To convert urine albumin-to-creatinine ratio from mg/mmol — the unit commonly reported in the United Kingdom, Canada, and Australia — to mg/g, the unit required by the KFRE formula, multiply the mg/mmol value by 8.84. For example, an ACR of 30 mg/mmol equals 30 × 8.84 = 265.2 mg/g. Always verify the units printed on the laboratory report before entering the ACR value into the calculator to avoid a significant input error.

What kidney failure risk percentage should prompt a nephrology referral?

Clinical guidelines vary, but many nephrologists use a 5-year KFRE risk exceeding 10–20% as a threshold for timely nephrology referral. Both KDIGO 2024 guidelines and NICE NG203 endorse risk-based stratification for CKD management decisions. Patients with a 5-year risk above 40% may also be appropriate candidates for pre-emptive kidney transplant evaluation or vascular access creation planning, since early preparation significantly improves patient outcomes on dialysis.
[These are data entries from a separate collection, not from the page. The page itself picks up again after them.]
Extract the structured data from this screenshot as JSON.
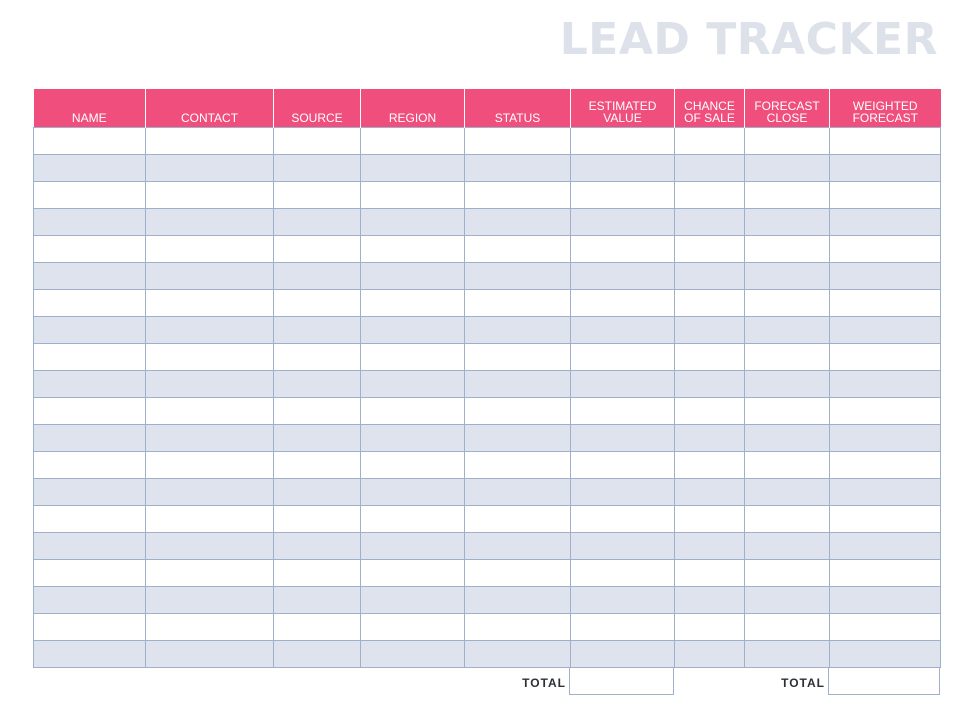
{
  "document": {
    "title": "LEAD TRACKER"
  },
  "table": {
    "columns": [
      {
        "key": "name",
        "label": "NAME"
      },
      {
        "key": "contact",
        "label": "CONTACT"
      },
      {
        "key": "source",
        "label": "SOURCE"
      },
      {
        "key": "region",
        "label": "REGION"
      },
      {
        "key": "status",
        "label": "STATUS"
      },
      {
        "key": "estimated_value",
        "label": "ESTIMATED\nVALUE"
      },
      {
        "key": "chance_of_sale",
        "label": "CHANCE\nOF SALE"
      },
      {
        "key": "forecast_close",
        "label": "FORECAST\nCLOSE"
      },
      {
        "key": "weighted_forecast",
        "label": "WEIGHTED\nFORECAST"
      }
    ],
    "rows": [
      [
        "",
        "",
        "",
        "",
        "",
        "",
        "",
        "",
        ""
      ],
      [
        "",
        "",
        "",
        "",
        "",
        "",
        "",
        "",
        ""
      ],
      [
        "",
        "",
        "",
        "",
        "",
        "",
        "",
        "",
        ""
      ],
      [
        "",
        "",
        "",
        "",
        "",
        "",
        "",
        "",
        ""
      ],
      [
        "",
        "",
        "",
        "",
        "",
        "",
        "",
        "",
        ""
      ],
      [
        "",
        "",
        "",
        "",
        "",
        "",
        "",
        "",
        ""
      ],
      [
        "",
        "",
        "",
        "",
        "",
        "",
        "",
        "",
        ""
      ],
      [
        "",
        "",
        "",
        "",
        "",
        "",
        "",
        "",
        ""
      ],
      [
        "",
        "",
        "",
        "",
        "",
        "",
        "",
        "",
        ""
      ],
      [
        "",
        "",
        "",
        "",
        "",
        "",
        "",
        "",
        ""
      ],
      [
        "",
        "",
        "",
        "",
        "",
        "",
        "",
        "",
        ""
      ],
      [
        "",
        "",
        "",
        "",
        "",
        "",
        "",
        "",
        ""
      ],
      [
        "",
        "",
        "",
        "",
        "",
        "",
        "",
        "",
        ""
      ],
      [
        "",
        "",
        "",
        "",
        "",
        "",
        "",
        "",
        ""
      ],
      [
        "",
        "",
        "",
        "",
        "",
        "",
        "",
        "",
        ""
      ],
      [
        "",
        "",
        "",
        "",
        "",
        "",
        "",
        "",
        ""
      ],
      [
        "",
        "",
        "",
        "",
        "",
        "",
        "",
        "",
        ""
      ],
      [
        "",
        "",
        "",
        "",
        "",
        "",
        "",
        "",
        ""
      ],
      [
        "",
        "",
        "",
        "",
        "",
        "",
        "",
        "",
        ""
      ],
      [
        "",
        "",
        "",
        "",
        "",
        "",
        "",
        "",
        ""
      ]
    ]
  },
  "totals": {
    "estimated_value_label": "TOTAL",
    "estimated_value": "",
    "weighted_forecast_label": "TOTAL",
    "weighted_forecast": ""
  },
  "colors": {
    "header_background": "#f04e7d",
    "header_text": "#ffffff",
    "title_text": "#dde1ea",
    "stripe_row": "#dfe3ed",
    "grid_line": "#9fb0ca"
  }
}
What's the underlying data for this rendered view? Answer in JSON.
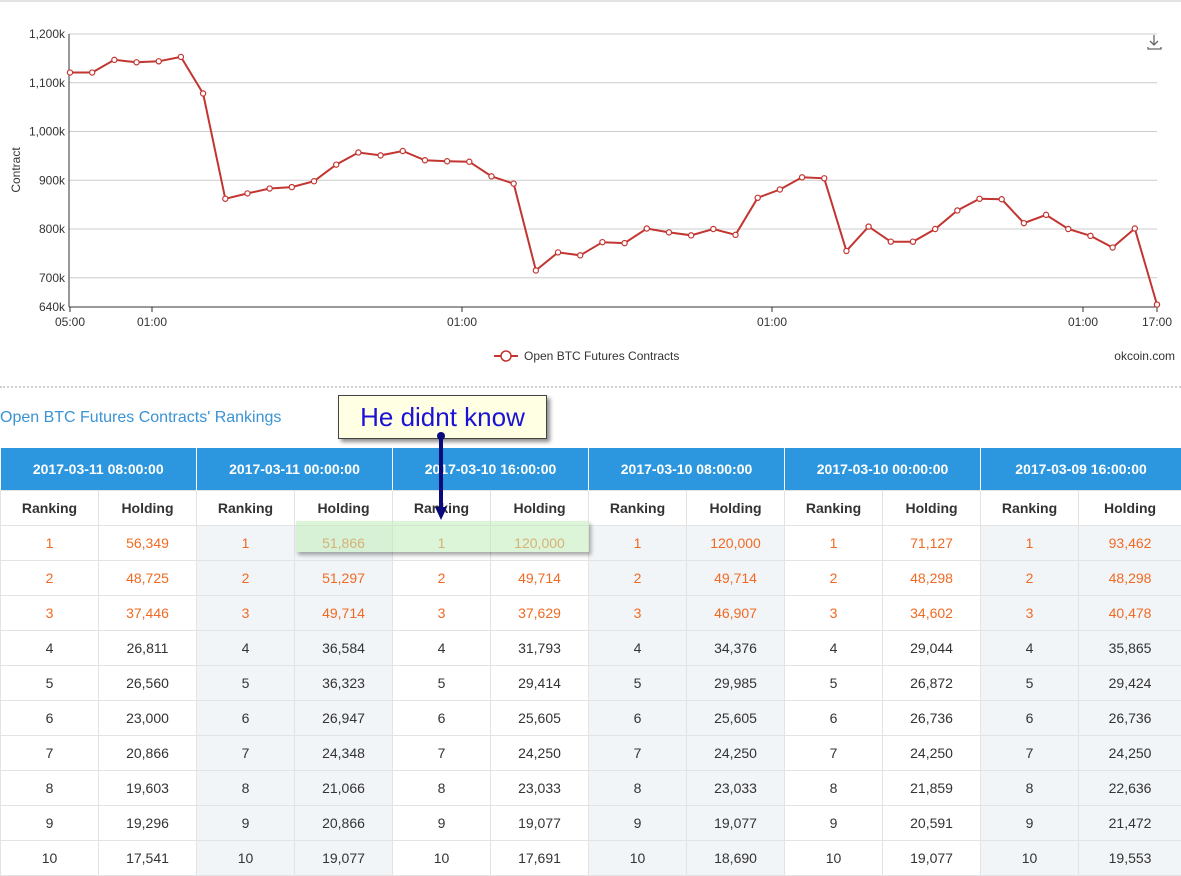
{
  "chart_data": {
    "type": "line",
    "ylabel": "Contract",
    "ylim": [
      640000,
      1200000
    ],
    "y_ticks": [
      "1,200k",
      "1,100k",
      "1,000k",
      "900k",
      "800k",
      "700k",
      "640k"
    ],
    "x_ticks": [
      "05:00",
      "01:00",
      "01:00",
      "01:00",
      "01:00",
      "17:00"
    ],
    "series": [
      {
        "name": "Open BTC Futures Contracts",
        "color": "#c23531",
        "values": [
          1121000,
          1121000,
          1147000,
          1142000,
          1144000,
          1153000,
          1078000,
          862000,
          873000,
          883000,
          886000,
          898000,
          932000,
          957000,
          951000,
          960000,
          941000,
          939000,
          938000,
          908000,
          893000,
          715000,
          752000,
          746000,
          773000,
          771000,
          801000,
          793000,
          787000,
          800000,
          788000,
          864000,
          881000,
          906000,
          904000,
          755000,
          805000,
          774000,
          774000,
          800000,
          838000,
          862000,
          861000,
          812000,
          829000,
          800000,
          786000,
          762000,
          801000,
          645000
        ]
      }
    ],
    "legend_position": "bottom-center",
    "grid": true
  },
  "credit": "okcoin.com",
  "download_icon": "download-icon",
  "rankings": {
    "title": "Open BTC Futures Contracts' Rankings",
    "header_color": "#2c97de",
    "top_color": "#f06a23",
    "rank_label": "Ranking",
    "holding_label": "Holding",
    "dates": [
      "2017-03-11 08:00:00",
      "2017-03-11 00:00:00",
      "2017-03-10 16:00:00",
      "2017-03-10 08:00:00",
      "2017-03-10 00:00:00",
      "2017-03-09 16:00:00"
    ],
    "rows": [
      [
        "1",
        "56,349",
        "1",
        "51,866",
        "1",
        "120,000",
        "1",
        "120,000",
        "1",
        "71,127",
        "1",
        "93,462"
      ],
      [
        "2",
        "48,725",
        "2",
        "51,297",
        "2",
        "49,714",
        "2",
        "49,714",
        "2",
        "48,298",
        "2",
        "48,298"
      ],
      [
        "3",
        "37,446",
        "3",
        "49,714",
        "3",
        "37,629",
        "3",
        "46,907",
        "3",
        "34,602",
        "3",
        "40,478"
      ],
      [
        "4",
        "26,811",
        "4",
        "36,584",
        "4",
        "31,793",
        "4",
        "34,376",
        "4",
        "29,044",
        "4",
        "35,865"
      ],
      [
        "5",
        "26,560",
        "5",
        "36,323",
        "5",
        "29,414",
        "5",
        "29,985",
        "5",
        "26,872",
        "5",
        "29,424"
      ],
      [
        "6",
        "23,000",
        "6",
        "26,947",
        "6",
        "25,605",
        "6",
        "25,605",
        "6",
        "26,736",
        "6",
        "26,736"
      ],
      [
        "7",
        "20,866",
        "7",
        "24,348",
        "7",
        "24,250",
        "7",
        "24,250",
        "7",
        "24,250",
        "7",
        "24,250"
      ],
      [
        "8",
        "19,603",
        "8",
        "21,066",
        "8",
        "23,033",
        "8",
        "23,033",
        "8",
        "21,859",
        "8",
        "22,636"
      ],
      [
        "9",
        "19,296",
        "9",
        "20,866",
        "9",
        "19,077",
        "9",
        "19,077",
        "9",
        "20,591",
        "9",
        "21,472"
      ],
      [
        "10",
        "17,541",
        "10",
        "19,077",
        "10",
        "17,691",
        "10",
        "18,690",
        "10",
        "19,077",
        "10",
        "19,553"
      ]
    ]
  },
  "annotation": {
    "text": "He didnt know",
    "text_color": "#1b12d6",
    "arrow_color": "#0a0a7a"
  }
}
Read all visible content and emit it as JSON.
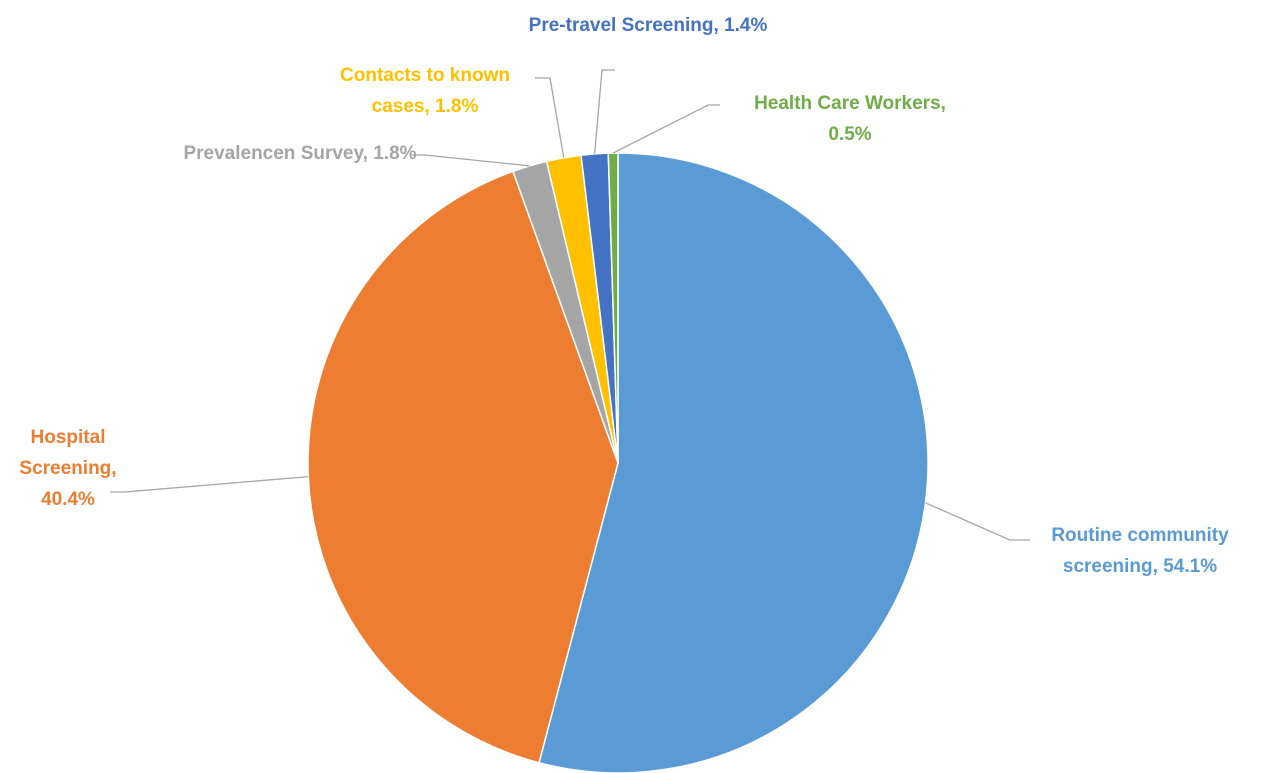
{
  "chart_data": {
    "type": "pie",
    "categories": [
      "Routine community screening",
      "Hospital Screening",
      "Prevalencen Survey",
      "Contacts to known cases",
      "Pre-travel Screening",
      "Health Care Workers"
    ],
    "values": [
      54.1,
      40.4,
      1.8,
      1.8,
      1.4,
      0.5
    ],
    "value_labels": [
      "54.1%",
      "40.4%",
      "1.8%",
      "1.8%",
      "1.4%",
      "0.5%"
    ],
    "separator": ", ",
    "colors": [
      "#5b9bd5",
      "#ed7d31",
      "#a5a5a5",
      "#ffc000",
      "#4472c4",
      "#70ad47"
    ]
  }
}
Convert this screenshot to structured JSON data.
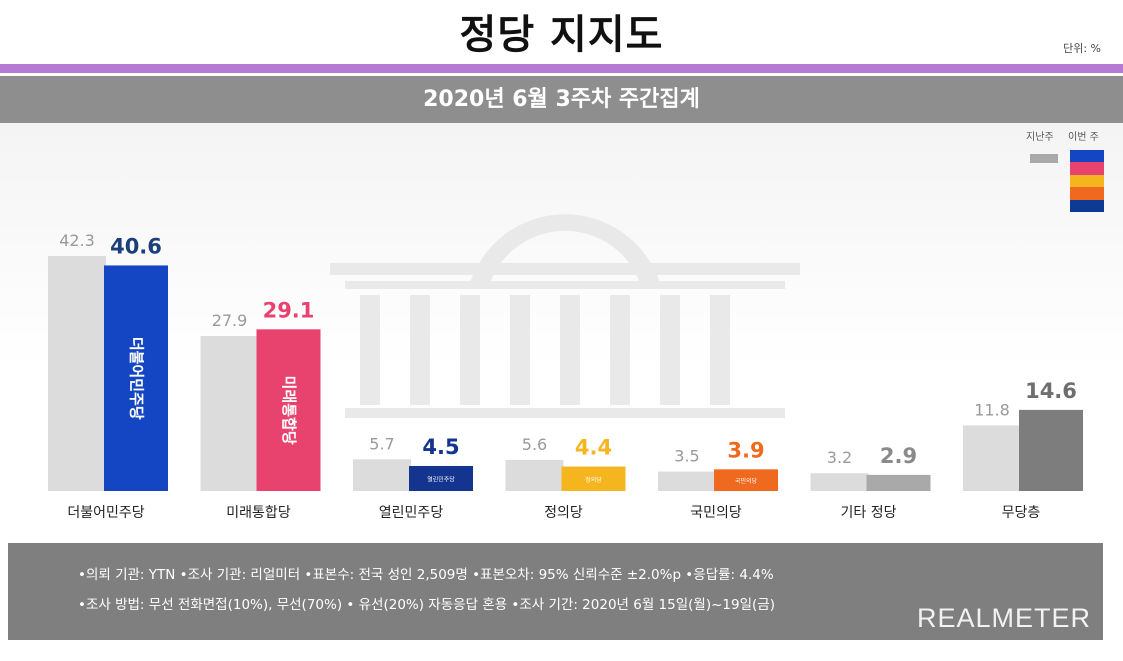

How accurate is the 4-variable KFRE compared to other CKD risk tools?

The 4-variable KFRE consistently achieves C-statistics between 0.83 and 0.90 across external validation cohorts, indicating excellent discriminative ability. A multinational meta-analysis published by Tangri et al. (available at PMC10103205) assessed accuracy across 31 international cohorts and confirmed robust performance. Importantly, the 4-variable model performs comparably to the more complex 8-variable version in most clinical settings, making it practical for routine use without requiring additional laboratory tests beyond eGFR and ACR.

Can the KFRE be used for kidney transplant recipients or pediatric patients?

No. The KFRE was derived and validated exclusively in non-transplant adult populations with CKD stages 3–5. Kidney transplant recipients experience fundamentally different trajectories of graft function decline and are not represented in the derivation cohort, making risk estimates unreliable in that group. Similarly, the equation has not been validated in children or adolescents. Clinicians assessing pediatric CKD progression risk should refer to separate validated models, such as those developed by the CKiD study consortium at Johns Hopkins.